The narrator’s actions—showing up at the ex-husband’s place of employment and handing him the four-month-old baby while demanding immediate 50/50 custody—are an extreme manifestation of boundary enforcement driven by desperation and unresolved resentment over his prior refusal to take reproductive responsibility. While her desire for shared parenting and relief from intense maternal stress is valid, dropping the child off at his job bypasses crucial communication and immediately escalates conflict, likely ensuring further non-cooperation, as evidenced by his shock and his parents’ hostile reaction. The ex-husband’s refusal of both abortion and vasectomy places a significant portion of the initial burden on the narrator, and his subsequent avoidance of co-parenting planning is a clear abdication of paternal duty.
Professionally, the narrator’s action of enforcing custody unilaterally was inappropriate, although understandable given the circumstances. A more constructive approach would involve serving the ex-husband with a formal petition for temporary custody orders through the court system, especially if direct negotiation failed. This provides a legally enforceable structure that protects the child’s best interests while allowing the narrator to manage her work and mental health without resorting to dramatic, high-conflict confrontations.
THE COMMENTS SECTION WENT WILD – REDDIT HAD *A LOT* TO SAY ABOUT THIS ONE.

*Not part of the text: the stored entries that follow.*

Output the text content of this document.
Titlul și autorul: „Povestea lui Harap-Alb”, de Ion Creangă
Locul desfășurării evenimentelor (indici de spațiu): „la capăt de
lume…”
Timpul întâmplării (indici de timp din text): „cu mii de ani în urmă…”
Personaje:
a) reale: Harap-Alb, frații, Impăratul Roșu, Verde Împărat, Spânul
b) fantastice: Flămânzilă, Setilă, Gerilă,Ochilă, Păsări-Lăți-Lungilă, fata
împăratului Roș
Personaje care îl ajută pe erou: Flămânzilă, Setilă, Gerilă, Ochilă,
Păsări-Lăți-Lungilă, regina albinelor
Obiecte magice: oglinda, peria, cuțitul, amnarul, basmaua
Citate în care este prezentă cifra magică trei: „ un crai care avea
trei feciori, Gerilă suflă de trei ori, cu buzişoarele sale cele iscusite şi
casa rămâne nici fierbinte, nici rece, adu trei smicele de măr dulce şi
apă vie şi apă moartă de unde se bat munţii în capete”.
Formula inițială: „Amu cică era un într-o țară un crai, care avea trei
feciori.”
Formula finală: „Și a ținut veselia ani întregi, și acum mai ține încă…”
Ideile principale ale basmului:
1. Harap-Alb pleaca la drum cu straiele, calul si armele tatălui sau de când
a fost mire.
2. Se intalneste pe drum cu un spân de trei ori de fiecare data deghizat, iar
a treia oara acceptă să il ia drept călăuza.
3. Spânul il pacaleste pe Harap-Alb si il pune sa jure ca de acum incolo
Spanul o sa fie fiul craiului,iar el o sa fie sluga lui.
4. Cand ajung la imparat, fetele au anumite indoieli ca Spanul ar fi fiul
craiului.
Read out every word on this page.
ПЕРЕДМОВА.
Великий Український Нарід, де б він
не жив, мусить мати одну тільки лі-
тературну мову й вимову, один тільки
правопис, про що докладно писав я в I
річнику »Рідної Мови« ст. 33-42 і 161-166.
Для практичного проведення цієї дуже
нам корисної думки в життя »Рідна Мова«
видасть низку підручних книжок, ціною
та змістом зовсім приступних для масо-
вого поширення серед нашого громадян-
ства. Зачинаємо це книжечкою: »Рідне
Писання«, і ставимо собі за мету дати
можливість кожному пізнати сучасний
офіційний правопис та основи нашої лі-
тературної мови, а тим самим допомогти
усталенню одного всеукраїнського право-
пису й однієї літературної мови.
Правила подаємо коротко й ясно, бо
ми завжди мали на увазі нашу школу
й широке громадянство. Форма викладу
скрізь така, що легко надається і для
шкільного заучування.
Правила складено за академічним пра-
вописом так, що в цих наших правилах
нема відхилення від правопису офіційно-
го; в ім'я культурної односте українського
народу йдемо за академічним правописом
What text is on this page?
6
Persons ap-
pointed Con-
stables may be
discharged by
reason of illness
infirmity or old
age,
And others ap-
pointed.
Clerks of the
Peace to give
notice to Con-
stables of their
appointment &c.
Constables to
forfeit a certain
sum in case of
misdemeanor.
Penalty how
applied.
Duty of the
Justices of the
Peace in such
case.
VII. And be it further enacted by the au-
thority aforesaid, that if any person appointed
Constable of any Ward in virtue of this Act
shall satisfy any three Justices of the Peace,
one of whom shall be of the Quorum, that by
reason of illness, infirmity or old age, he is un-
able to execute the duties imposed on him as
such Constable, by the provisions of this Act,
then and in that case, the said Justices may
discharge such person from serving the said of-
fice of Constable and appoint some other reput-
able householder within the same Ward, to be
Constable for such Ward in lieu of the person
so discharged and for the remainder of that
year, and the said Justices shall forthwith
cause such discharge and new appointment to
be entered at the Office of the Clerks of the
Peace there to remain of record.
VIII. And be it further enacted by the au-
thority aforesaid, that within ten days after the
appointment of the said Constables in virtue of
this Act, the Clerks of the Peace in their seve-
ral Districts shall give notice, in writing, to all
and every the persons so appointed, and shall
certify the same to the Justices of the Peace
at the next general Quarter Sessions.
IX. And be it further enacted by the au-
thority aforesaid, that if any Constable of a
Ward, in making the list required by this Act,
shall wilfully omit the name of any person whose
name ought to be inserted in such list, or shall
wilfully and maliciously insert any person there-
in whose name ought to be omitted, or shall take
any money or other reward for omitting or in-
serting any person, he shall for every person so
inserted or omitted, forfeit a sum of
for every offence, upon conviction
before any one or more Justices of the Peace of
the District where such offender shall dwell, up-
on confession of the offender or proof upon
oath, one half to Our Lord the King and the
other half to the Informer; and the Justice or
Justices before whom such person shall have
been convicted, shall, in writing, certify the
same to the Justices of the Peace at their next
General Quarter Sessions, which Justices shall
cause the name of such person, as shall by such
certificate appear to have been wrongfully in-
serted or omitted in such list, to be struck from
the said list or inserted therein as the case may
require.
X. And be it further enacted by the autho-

The narrator is struggling with the reality of motherhood, a role she never desired, and is attempting to enforce an equal division of parental responsibility with her ex-husband who has been avoiding the topic.
The core conflict lies between the narrator’s need for time to focus on her career and mental well-being, which she believes 50/50 custody provides, and the ex-husband’s immediate resistance to assuming full care, raising the question of whether unilaterally imposing a custody schedule by showing up at his workplace was a justified act of self-advocacy or an inappropriate escalation.